At Jayaram, we use a teams-based approach to provide staff with the support requisite to excel. The firm encourages production in ways that properly incentivize each employee based on their individual needs and goals. These benefits and incentives are not necessarily financial. They can come in the form of the ability to work remotely; wellness and mental health programs; personal development training; flexibility to work in areas of interest; greater autonomy over work product; public recognition and appreciation; and team support to prevent burnout. Opting to jettison the traditional “yearly performance review,” the firm implements a system of regular 1:1 meetings with an aim to (i) clearly define and redefine core employee job duties, (ii) communicate required standards of performance transparently and (iii) articulate citizenship behaviors that count toward bonus and other forms of compensation.
As a firm, we actively solicit this information and are committed to using the findings to invest in our employees in tangible ways that encourage participation. This approach is important for all employees, but it’s critical with respect to marginalized groups that have understandable anxieties regarding acceptance and value in the workforce. A culture of open and transparent dialogue with employees, constructive feedback and safe spaces for expressing diverse perspectives is central to Jayaram’s core values and ethos.

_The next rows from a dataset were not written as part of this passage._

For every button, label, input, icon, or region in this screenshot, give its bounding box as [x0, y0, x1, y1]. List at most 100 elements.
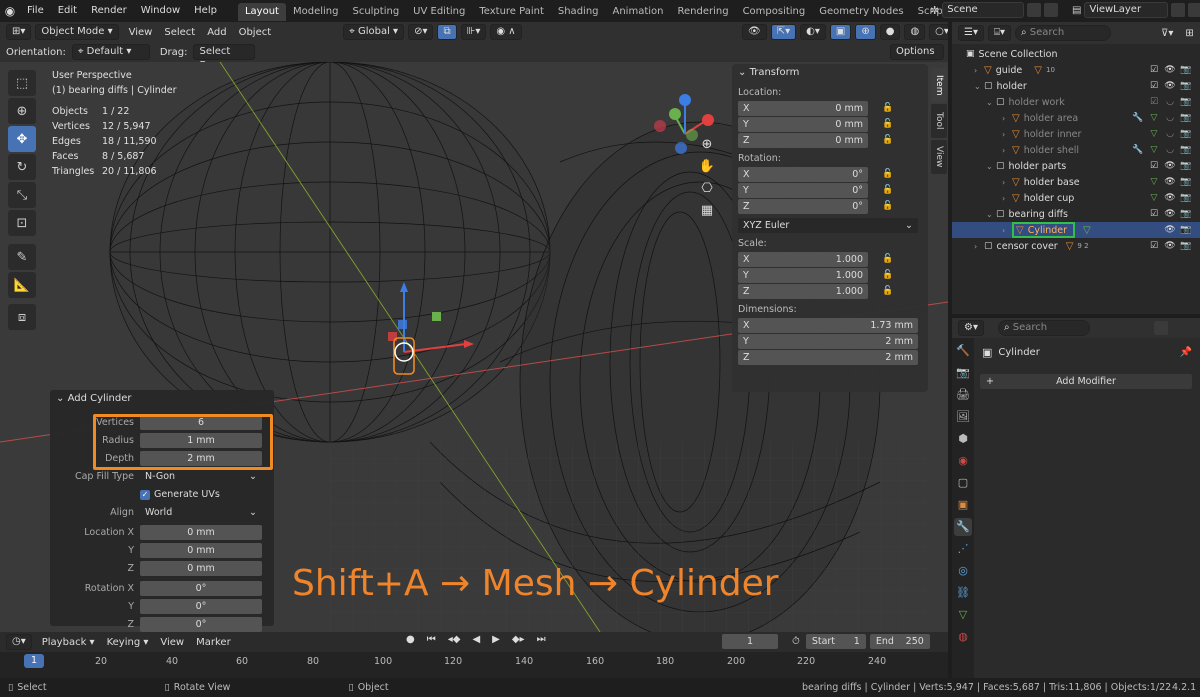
menu-marker[interactable]: Marker	[190, 637, 237, 648]
tab-modeling[interactable]: Modeling	[286, 3, 346, 21]
drag-dropdown[interactable]: Select Box	[193, 44, 256, 71]
align-dropdown[interactable]: World ⌄	[140, 505, 262, 520]
prev-key-icon[interactable]: ◂◆	[442, 634, 467, 645]
outliner-search-input[interactable]: ⌕ Search	[1015, 25, 1112, 41]
viewlayer-icon[interactable]: ▤	[1072, 5, 1081, 16]
op-rotation-x-field[interactable]: 0°	[140, 581, 262, 596]
tab-item[interactable]: Item	[931, 68, 947, 102]
jump-end-icon[interactable]: ⏭	[531, 634, 552, 645]
checkbox-icon[interactable]: ☑	[1148, 97, 1160, 107]
next-key-icon[interactable]: ◆▸	[506, 634, 531, 645]
location-y-field[interactable]: Y 0 mm	[738, 116, 868, 132]
start-frame-field[interactable]: Start 1	[805, 634, 866, 649]
orientation-dropdown[interactable]: ⌖ Default ▾	[71, 44, 150, 60]
current-frame-field[interactable]: 1	[722, 634, 778, 649]
chevron-right-icon[interactable]: ›	[974, 66, 984, 75]
dimension-x-field[interactable]: X 1.73 mm	[738, 317, 918, 333]
eye-icon[interactable]: 👁	[1164, 161, 1176, 171]
camera-render-icon[interactable]: 📷	[1180, 97, 1192, 107]
lock-icon[interactable]: 🔓	[882, 286, 894, 296]
camera-render-icon[interactable]: 📷	[1180, 209, 1192, 219]
lock-icon[interactable]: 🔓	[882, 185, 894, 195]
collection-props-icon[interactable]: ▢	[954, 474, 972, 492]
snap-target-icon[interactable]: ⊪▾	[460, 24, 487, 40]
chevron-down-icon[interactable]: ⌄	[974, 82, 984, 91]
new-scene-icon[interactable]	[1027, 3, 1042, 17]
particles-props-icon[interactable]: ⋰	[954, 540, 972, 558]
menu-add[interactable]: Add	[201, 27, 232, 38]
select-box-tool-icon[interactable]: ⬚	[8, 70, 36, 96]
menu-file[interactable]: File	[20, 0, 51, 22]
filter-icon[interactable]: ⊽▾	[1155, 28, 1179, 39]
chevron-right-icon[interactable]: ›	[1002, 178, 1012, 187]
pan-hand-icon[interactable]: ✋	[698, 158, 716, 176]
current-frame-marker[interactable]: 1	[24, 654, 44, 668]
visibility-icon[interactable]: 👁▾	[742, 24, 767, 51]
physics-props-icon[interactable]: ◎	[954, 562, 972, 580]
checkbox-icon[interactable]: ☑	[1148, 81, 1160, 91]
camera-render-icon[interactable]: 📷	[1180, 129, 1192, 139]
op-location-x-field[interactable]: 0 mm	[140, 525, 262, 540]
chevron-right-icon[interactable]: ›	[1002, 114, 1012, 123]
tab-geometry-nodes[interactable]: Geometry Nodes	[812, 3, 910, 21]
lock-icon[interactable]: 🔓	[882, 119, 894, 129]
location-z-field[interactable]: Z 0 mm	[738, 132, 868, 148]
lock-icon[interactable]: 🔓	[882, 270, 894, 280]
scene-name-field[interactable]: Scene	[942, 2, 1025, 18]
rotation-x-field[interactable]: X 0°	[738, 166, 868, 182]
tab-sculpting[interactable]: Sculpting	[345, 3, 406, 21]
eye-hidden-icon[interactable]: ◡	[1164, 113, 1176, 123]
tab-shading[interactable]: Shading	[551, 3, 606, 21]
camera-render-icon[interactable]: 📷	[1180, 65, 1192, 75]
scale-tool-icon[interactable]: ⤡	[8, 182, 36, 208]
menu-help[interactable]: Help	[187, 0, 224, 22]
tab-uv-editing[interactable]: UV Editing	[406, 3, 472, 21]
tab-texture-paint[interactable]: Texture Paint	[472, 3, 551, 21]
camera-render-icon[interactable]: 📷	[1180, 161, 1192, 171]
rendered-shading-icon[interactable]: ○▾	[929, 24, 948, 40]
options-dropdown[interactable]: Options ▾	[890, 44, 944, 71]
menu-render[interactable]: Render	[84, 0, 134, 22]
pivot-icon[interactable]: ⊘▾	[408, 24, 434, 40]
camera-render-icon[interactable]: 📷	[1180, 177, 1192, 187]
chevron-down-icon[interactable]: ⌄	[986, 162, 996, 171]
outliner-row-holder-work[interactable]: ⌄ ▢ holder work ☑ ◡ 📷	[952, 94, 1200, 110]
constraints-props-icon[interactable]: ⛓	[954, 584, 972, 602]
viewlayer-name-field[interactable]: ViewLayer	[1084, 2, 1169, 18]
render-props-icon[interactable]: 📷	[954, 364, 972, 382]
lock-icon[interactable]: 🔓	[882, 169, 894, 179]
mode-dropdown[interactable]: Object Mode ▾	[35, 24, 119, 40]
lock-icon[interactable]: 🔓	[882, 103, 894, 113]
data-props-icon[interactable]: ▽	[954, 606, 972, 624]
menu-window[interactable]: Window	[134, 0, 187, 22]
op-location-z-field[interactable]: 0 mm	[140, 561, 262, 576]
play-icon[interactable]: ▶	[486, 634, 506, 645]
outliner-editor-icon[interactable]: ☰▾	[958, 25, 984, 41]
blender-logo-icon[interactable]: ◉	[0, 0, 20, 22]
menu-keying[interactable]: Keying ▾	[101, 637, 155, 648]
dimension-z-field[interactable]: Z 2 mm	[738, 349, 918, 365]
wireframe-shading-icon[interactable]: ⊕	[855, 24, 876, 40]
camera-render-icon[interactable]: 📷	[1180, 225, 1192, 235]
tab-view[interactable]: View	[931, 140, 947, 174]
tab-rendering[interactable]: Rendering	[670, 3, 735, 21]
cap-fill-dropdown[interactable]: N-Gon ⌄	[140, 469, 262, 484]
display-mode-icon[interactable]: ⌸▾	[987, 25, 1012, 41]
transform-orientation-dropdown[interactable]: ⌖ Global ▾	[343, 24, 405, 40]
scene-props-icon[interactable]: ⬢	[954, 430, 972, 448]
menu-view[interactable]: View	[123, 27, 159, 38]
zoom-icon[interactable]: ⊕	[698, 136, 716, 154]
outliner-row-holder-area[interactable]: › ▽ holder area 🔧 ▽ ◡ 📷	[952, 110, 1200, 126]
chevron-right-icon[interactable]: ›	[1002, 194, 1012, 203]
op-rotation-z-field[interactable]: 0°	[140, 617, 262, 632]
move-tool-icon[interactable]: ✥	[8, 126, 36, 152]
checkbox-icon[interactable]: ☑	[1148, 209, 1160, 219]
play-reverse-icon[interactable]: ◀	[466, 634, 486, 645]
rotation-y-field[interactable]: Y 0°	[738, 182, 868, 198]
modifier-props-icon[interactable]: 🔧	[954, 518, 972, 536]
stopwatch-icon[interactable]: ⏱	[786, 636, 806, 647]
eye-icon[interactable]: 👁	[1164, 81, 1176, 91]
tab-animation[interactable]: Animation	[606, 3, 671, 21]
timeline-ruler[interactable]: 1 20 40 60 80 100 120 140 160 180 200 22…	[0, 652, 948, 678]
chevron-right-icon[interactable]: ›	[974, 242, 984, 251]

When properly incentivized and supported, employees can take a proactive role in their own happiness by Consciously Committing to their work in the face of higher performance expectations. As a hallmark of our firm’s services, Jayaram attorneys are committed to understanding the problems and goals of our clients to help provide the very best legal services and solutions. As a corollary, we encourage partners and associates to Consciously Commit to the firm and each other by viewing their relationship as one of mutual customers in a community held together by shared core values, rather than through an antiquated employer/employee lens. From this vantage, both sides have increased incentive to understand and better service the needs of their respective “customers”.
As we begin to see our employees and employers as clients, we can build the trust that is required to facilitate a healthy and successful work environment—one that properly aligns incentives and promotes engagement at reduced cost and increased benefits for both the employee and employer. Achieving this balance allows our firm to not only support employee efforts, but also promote excellence through shared experience and diversity of thought. It is our aim to cultivate employees who are motivated to “raise their hands the highest the first time” and use their voice to inspire and innovate.